The firms doing automotive pen testing
Three firms in our directory offer automotive penetration testing as a core service. The full directory lists six automotive cybersecurity companies covering the broader spectrum (in-vehicle protection, cloud VSOC, threat intelligence, DevSecOps).
PCA Cyber Security Featured
Budapest · Services-led · TISAX Assessment Level 3
An offensive-security and threat-intelligence specialist with dedicated CyberLab and CyberGarage hardware facilities. Repeat Pwn2Own Automotive contestants with disclosed research on Skoda, Volkswagen, Nissan, and Tesla hardware. Engagements span penetration testing, TARA, V&V, and managed Product SOC monitoring.
PCA Cyber Security profile →VicOne
Tokyo · Trend Micro subsidiary
xScope penetration testing is part of a lifecycle portfolio that also covers in-vehicle IDPS, VSOC, threat intelligence, and SBOM. Backed by the same Zero Day Initiative engine that runs Pwn2Own Automotive.
VicOne profile →Karamba Security
Hod Hasharon · Embedded focus
Penetration testing sits alongside Karamba's embedded ECU runtime protection, binary analysis, SBOM, and TARA services. Useful when a single partner covers both testing and remediation tooling.

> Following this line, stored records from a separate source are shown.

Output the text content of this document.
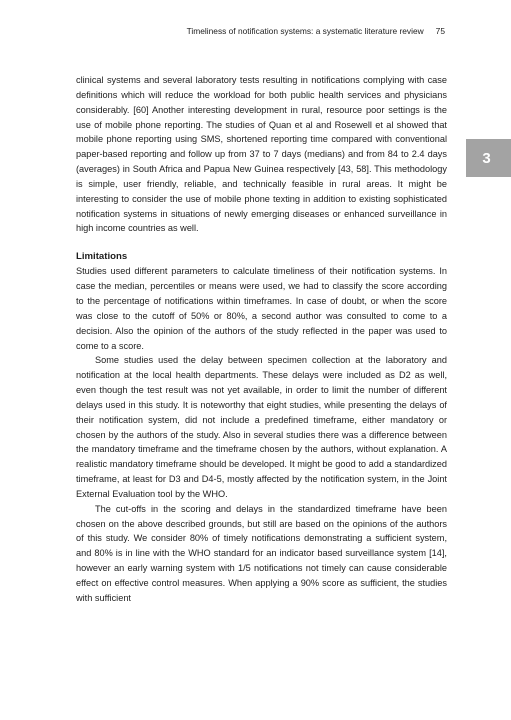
Timeliness of notification systems: a systematic literature review 75
3

clinical systems and several laboratory tests resulting in notifications complying with case definitions which will reduce the workload for both public health services and physicians considerably. [60] Another interesting development in rural, resource poor settings is the use of mobile phone reporting. The studies of Quan et al and Rosewell et al showed that mobile phone reporting using SMS, shortened reporting time compared with conventional paper-based reporting and follow up from 37 to 7 days (medians) and from 84 to 2.4 days (averages) in South Africa and Papua New Guinea respectively [43, 58]. This methodology is simple, user friendly, reliable, and technically feasible in rural areas. It might be interesting to consider the use of mobile phone texting in addition to existing sophisticated notification systems in situations of newly emerging diseases or enhanced surveillance in high income countries as well.

Limitations

Studies used different parameters to calculate timeliness of their notification systems. In case the median, percentiles or means were used, we had to classify the score according to the percentage of notifications within timeframes. In case of doubt, or when the score was close to the cutoff of 50% or 80%, a second author was consulted to come to a decision. Also the opinion of the authors of the study reflected in the paper was used to come to a score.

Some studies used the delay between specimen collection at the laboratory and notification at the local health departments. These delays were included as D2 as well, even though the test result was not yet available, in order to limit the number of different delays used in this study. It is noteworthy that eight studies, while presenting the delays of their notification system, did not include a predefined timeframe, either mandatory or chosen by the authors of the study. Also in several studies there was a difference between the mandatory timeframe and the timeframe chosen by the authors, without explanation. A realistic mandatory timeframe should be developed. It might be good to add a standardized timeframe, at least for D3 and D4-5, mostly affected by the notification system, in the Joint External Evaluation tool by the WHO.

The cut-offs in the scoring and delays in the standardized timeframe have been chosen on the above described grounds, but still are based on the opinions of the authors of this study. We consider 80% of timely notifications demonstrating a sufficient system, and 80% is in line with the WHO standard for an indicator based surveillance system [14], however an early warning system with 1/5 notifications not timely can cause considerable effect on effective control measures. When applying a 90% score as sufficient, the studies with sufficient
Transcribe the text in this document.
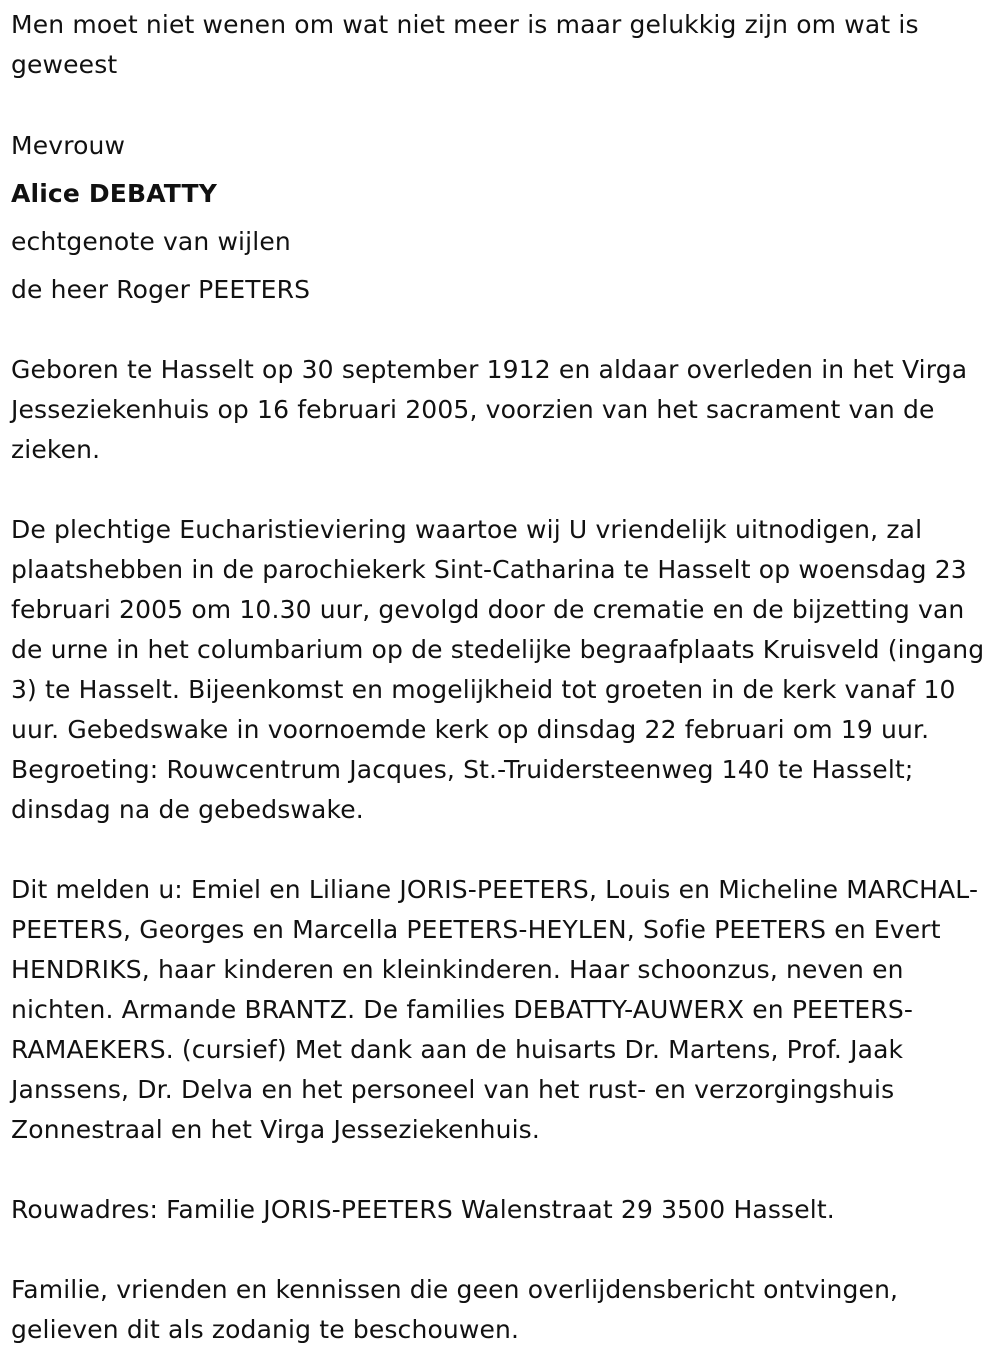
Men moet niet wenen om wat niet meer is maar gelukkig zijn om wat is geweest

Mevrouw

Alice DEBATTY

echtgenote van wijlen

de heer Roger PEETERS

Geboren te Hasselt op 30 september 1912 en aldaar overleden in het Virga Jesseziekenhuis op 16 februari 2005, voorzien van het sacrament van de zieken.

De plechtige Eucharistieviering waartoe wij U vriendelijk uitnodigen, zal plaatshebben in de parochiekerk Sint-Catharina te Hasselt op woensdag 23 februari 2005 om 10.30 uur, gevolgd door de crematie en de bijzetting van de urne in het columbarium op de stedelijke begraafplaats Kruisveld (ingang 3) te Hasselt. Bijeenkomst en mogelijkheid tot groeten in de kerk vanaf 10 uur. Gebedswake in voornoemde kerk op dinsdag 22 februari om 19 uur. Begroeting: Rouwcentrum Jacques, St.-Truidersteenweg 140 te Hasselt; dinsdag na de gebedswake.

Dit melden u: Emiel en Liliane JORIS-PEETERS, Louis en Micheline MARCHAL-PEETERS, Georges en Marcella PEETERS-HEYLEN, Sofie PEETERS en Evert HENDRIKS, haar kinderen en kleinkinderen. Haar schoonzus, neven en nichten. Armande BRANTZ. De families DEBATTY-AUWERX en PEETERS-RAMAEKERS. (cursief) Met dank aan de huisarts Dr. Martens, Prof. Jaak Janssens, Dr. Delva en het personeel van het rust- en verzorgingshuis Zonnestraal en het Virga Jesseziekenhuis.

Rouwadres: Familie JORIS-PEETERS Walenstraat 29 3500 Hasselt.

Familie, vrienden en kennissen die geen overlijdensbericht ontvingen, gelieven dit als zodanig te beschouwen.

Karamba Security profile →How to evaluate an automotive pen testing partner
The market has more “automotive cybersecurity” vendors than actually have deep automotive offensive capability. A few signals separate the credible from the adjacent:
- Hardware and firmware capability. Can they reverse engineer an ECU and an IVI module, not just attack the cloud API? Ask about lab facilities and example hardware they have worked on.
- Disclosed research and conference presence. Public CVEs, coordinated-disclosure track record, and talks at escar, Black Hat, Hexacon, or Hacktivity are the strongest evidence.
- Standards expertise. ISO/SAE 21434, UNECE R155/R156, ASPICE, and TISAX accreditation. Helpful if the deliverables map directly to your CSMS.
- Methodology that includes TARA. Threat analysis and risk assessment, attack-surface mapping, and threat modeling produce better tests than a checklist sweep.
- Coverage scope.In-vehicle, fleet/cloud, EV charging, mobile, and backend each need different specializations. Map the partner's strengths to the parts of your stack that matter most.